İkinci yüzyıla hazırlanırken

Faruk GÜLER Kurumsal Bakış

Türkiye Cumhuriyeti, kuruluşunda az gelişmiş bir tarım ülkesiyken, ilk yıllarında özel sektörü de destekleyen devletçilik uygulamalarını hayata geçirerek ekonomik bağımsızlığını önemli ölçüde kazanabilmiş bir ülke konumuna gelebildi. Genç Türkiye Cumhuriyeti, 1923 yılında 570 milyon dolar GSMH’ya, 45 dolarlık kişi başına düşen milli gelire sahip, 51 milyon Dolar ihracat ve 87 milyon dolar ithalat gerçekleştiren bir ülkeydi. Cumhuriyetin kurucu kadroları bu ekonomik şartlarda 17 Şubat - 4 Mart 1923 tarihleri arasında 1. Türkiye İktisat Kongresi’ni İzmir’de toplayarak, ülkede ekonomik sistem olarak liberal kapitalizmin uygulanacağını dünyaya deklere etti.
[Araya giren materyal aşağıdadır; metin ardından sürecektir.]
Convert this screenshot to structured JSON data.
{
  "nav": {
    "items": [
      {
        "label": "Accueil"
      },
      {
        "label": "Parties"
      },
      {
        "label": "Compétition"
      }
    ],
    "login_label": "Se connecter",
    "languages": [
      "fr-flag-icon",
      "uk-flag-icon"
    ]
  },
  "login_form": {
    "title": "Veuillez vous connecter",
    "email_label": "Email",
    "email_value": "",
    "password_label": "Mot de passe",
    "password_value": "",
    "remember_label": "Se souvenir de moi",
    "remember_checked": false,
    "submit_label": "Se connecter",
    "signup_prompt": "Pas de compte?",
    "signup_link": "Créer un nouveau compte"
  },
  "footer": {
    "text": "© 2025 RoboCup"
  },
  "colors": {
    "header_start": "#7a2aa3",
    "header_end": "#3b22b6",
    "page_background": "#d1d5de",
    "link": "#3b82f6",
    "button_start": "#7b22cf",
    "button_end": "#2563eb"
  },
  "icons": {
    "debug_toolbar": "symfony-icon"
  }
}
Yerli sanayinin korunması, imtiyazlı yabancı şirketlerin devletleştirilmesi, yabancı sermayenin ülkeye girişinin sağlanması, borsaların kurulması, Aşar Vergisi’nin kaldırılması, işçilere sendika kurmak da dahil çeşitli hakların tanınması gibi kararların da alındığı kongrede belirlenen yol haritası ile yön bulan ekonomik model, önümüzdeki yılın Şubat ayında 100. yılını tamamlayacak.
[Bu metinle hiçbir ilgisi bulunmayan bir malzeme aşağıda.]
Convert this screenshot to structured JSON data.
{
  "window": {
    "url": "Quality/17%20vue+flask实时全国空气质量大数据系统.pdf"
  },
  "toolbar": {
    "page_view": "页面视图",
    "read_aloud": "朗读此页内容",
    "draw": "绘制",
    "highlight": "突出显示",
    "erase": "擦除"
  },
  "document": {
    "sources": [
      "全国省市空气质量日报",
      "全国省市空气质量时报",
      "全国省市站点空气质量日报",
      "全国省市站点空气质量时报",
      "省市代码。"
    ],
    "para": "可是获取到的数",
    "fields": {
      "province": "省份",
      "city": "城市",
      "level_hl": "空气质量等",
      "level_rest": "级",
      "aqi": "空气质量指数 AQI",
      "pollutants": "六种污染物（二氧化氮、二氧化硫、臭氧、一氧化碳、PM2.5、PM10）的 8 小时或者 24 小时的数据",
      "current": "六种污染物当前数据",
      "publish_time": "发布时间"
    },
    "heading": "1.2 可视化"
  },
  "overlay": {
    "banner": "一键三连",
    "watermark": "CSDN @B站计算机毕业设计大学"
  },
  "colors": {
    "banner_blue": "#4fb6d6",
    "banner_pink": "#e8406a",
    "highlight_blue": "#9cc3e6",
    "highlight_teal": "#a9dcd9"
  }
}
Ülkemizin sahip olduğu doğal zenginlikler, jeopolitik ve lojistik avantajları da dikkate alarak Türkiye’nin 100 yıllık süreçte ekonomik olarak başarılı olup olmadığı ayrı bir tartışma konusu, ancak uygulanan modelin Cumhuriyetin ilk yıllarında ülkeyi içinde bulunduğu ekonomik çöküntüden kurtarıp, hızlı bir gelişme sağladığı kesin. Şöyle ki 1923’ten Atatürk’ün ebediyete uğurlandığı 1938 yılına kadar geçen 15 yıllık süre zarfında, GSMH ortalama yüzde 7,4, sanayi yüzde 9,6 ve tarım sektörü yüzde 7,6 oranlarında büyüme kaydetmiştir. Fiyatların her yıl ortalama yüzde 1.87 gerilediği bu dönemde TL, ABD Dolarına karşı ise yüzde 1.8 oranında değer kazanmıştır. (Türkiye Cumhuriyeti Dönemi Uygulanan İktisat Politikaları-Doç. Dr. Hüseyin Akyıldız, Doç. Dr. Ömer Eroğlu)
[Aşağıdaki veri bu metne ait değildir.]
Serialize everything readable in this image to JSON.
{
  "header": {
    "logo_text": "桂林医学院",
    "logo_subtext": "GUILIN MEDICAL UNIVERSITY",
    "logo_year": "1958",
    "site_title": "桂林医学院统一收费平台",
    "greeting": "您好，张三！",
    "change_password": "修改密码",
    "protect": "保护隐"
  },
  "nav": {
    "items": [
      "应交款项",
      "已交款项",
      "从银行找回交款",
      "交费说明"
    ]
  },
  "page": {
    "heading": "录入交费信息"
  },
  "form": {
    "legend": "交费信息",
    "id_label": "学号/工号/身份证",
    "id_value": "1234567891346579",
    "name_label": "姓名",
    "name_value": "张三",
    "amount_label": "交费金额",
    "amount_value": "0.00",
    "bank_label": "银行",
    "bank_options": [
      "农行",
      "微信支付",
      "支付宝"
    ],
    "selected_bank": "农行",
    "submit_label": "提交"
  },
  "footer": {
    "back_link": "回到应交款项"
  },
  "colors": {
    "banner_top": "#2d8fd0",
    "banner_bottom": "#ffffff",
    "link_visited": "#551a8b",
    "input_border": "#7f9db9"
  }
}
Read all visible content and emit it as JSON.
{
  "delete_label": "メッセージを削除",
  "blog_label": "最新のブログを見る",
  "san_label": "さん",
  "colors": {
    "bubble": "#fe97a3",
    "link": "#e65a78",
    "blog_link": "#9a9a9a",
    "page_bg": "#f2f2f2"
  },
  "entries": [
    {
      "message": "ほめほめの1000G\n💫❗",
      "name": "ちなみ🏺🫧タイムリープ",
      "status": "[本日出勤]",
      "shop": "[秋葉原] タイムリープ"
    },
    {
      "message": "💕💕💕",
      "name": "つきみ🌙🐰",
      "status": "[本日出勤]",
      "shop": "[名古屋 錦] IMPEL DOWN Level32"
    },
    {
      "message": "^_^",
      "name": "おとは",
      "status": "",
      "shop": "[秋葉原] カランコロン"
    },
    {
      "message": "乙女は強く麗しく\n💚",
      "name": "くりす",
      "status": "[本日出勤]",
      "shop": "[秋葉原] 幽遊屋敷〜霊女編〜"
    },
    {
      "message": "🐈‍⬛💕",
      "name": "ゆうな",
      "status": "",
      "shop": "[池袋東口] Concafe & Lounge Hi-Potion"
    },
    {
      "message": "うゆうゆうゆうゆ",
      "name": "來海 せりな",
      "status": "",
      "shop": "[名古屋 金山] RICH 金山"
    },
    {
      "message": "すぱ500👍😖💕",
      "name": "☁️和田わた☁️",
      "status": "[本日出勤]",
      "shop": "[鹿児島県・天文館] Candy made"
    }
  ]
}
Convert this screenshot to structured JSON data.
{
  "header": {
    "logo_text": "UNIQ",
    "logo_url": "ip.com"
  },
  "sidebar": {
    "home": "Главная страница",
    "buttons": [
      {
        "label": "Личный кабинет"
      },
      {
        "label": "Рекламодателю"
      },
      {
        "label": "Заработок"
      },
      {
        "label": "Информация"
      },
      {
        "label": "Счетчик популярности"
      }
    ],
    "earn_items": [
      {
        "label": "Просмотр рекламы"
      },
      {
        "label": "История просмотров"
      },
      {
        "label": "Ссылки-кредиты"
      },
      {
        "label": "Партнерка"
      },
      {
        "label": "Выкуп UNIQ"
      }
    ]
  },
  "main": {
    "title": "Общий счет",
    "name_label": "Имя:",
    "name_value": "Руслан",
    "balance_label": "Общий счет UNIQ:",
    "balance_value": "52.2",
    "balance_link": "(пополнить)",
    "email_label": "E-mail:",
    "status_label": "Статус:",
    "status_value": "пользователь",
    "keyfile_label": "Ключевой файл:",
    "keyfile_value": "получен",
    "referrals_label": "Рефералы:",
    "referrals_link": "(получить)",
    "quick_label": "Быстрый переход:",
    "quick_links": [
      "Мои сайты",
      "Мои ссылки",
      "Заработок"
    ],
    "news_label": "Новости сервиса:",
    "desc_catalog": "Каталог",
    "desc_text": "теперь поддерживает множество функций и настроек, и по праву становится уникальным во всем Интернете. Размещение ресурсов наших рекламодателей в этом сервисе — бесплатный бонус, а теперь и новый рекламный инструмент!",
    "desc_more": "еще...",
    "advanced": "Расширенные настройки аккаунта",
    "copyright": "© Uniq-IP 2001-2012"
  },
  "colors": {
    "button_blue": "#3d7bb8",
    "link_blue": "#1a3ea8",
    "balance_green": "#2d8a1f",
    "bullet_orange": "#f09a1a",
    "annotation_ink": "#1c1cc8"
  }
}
Genç Türkiye Cumhuriyeti’nin, yaklaşık 100 yıl önce 1. Türkiye İktisat Kongresi ile belirlediği yol haritası ile 15 yıllık bir sürede ulaştığı ekonomik göstergelerden etkilenmemek mümkün değil.

100 yılda nereden nereye

Genç Cumhuriyetin ekonomiyi miras olarak aldığında sahip olduğu ekonomik göstergeleri yukarıda aktarmıştık. Atatürk’ün önderliğinde kömür, çimento, şeker, tekstil, pamuk işleme, elektrik, uçak, ipek ve deri fabrikaları kurulmuş ve Cumhuriyetin ilk 10 yılında, ‘Dışarıdan aldıklarımızı şimdi kendimiz yapıyoruz’ sloganıyla kurulan fabrikalar toplumsal refahının artmasına katkı sağlamıştır. Türkiye’nin kuruluşunda, içerdeki talebi karşılamak için başlattığı sanayi hamlesi büyümüş ve günümüzde sadece kendisi için üreten ülke olmaktan çıkararak, küresel pazara da ürünlerini satar konuma yükseltmiştir.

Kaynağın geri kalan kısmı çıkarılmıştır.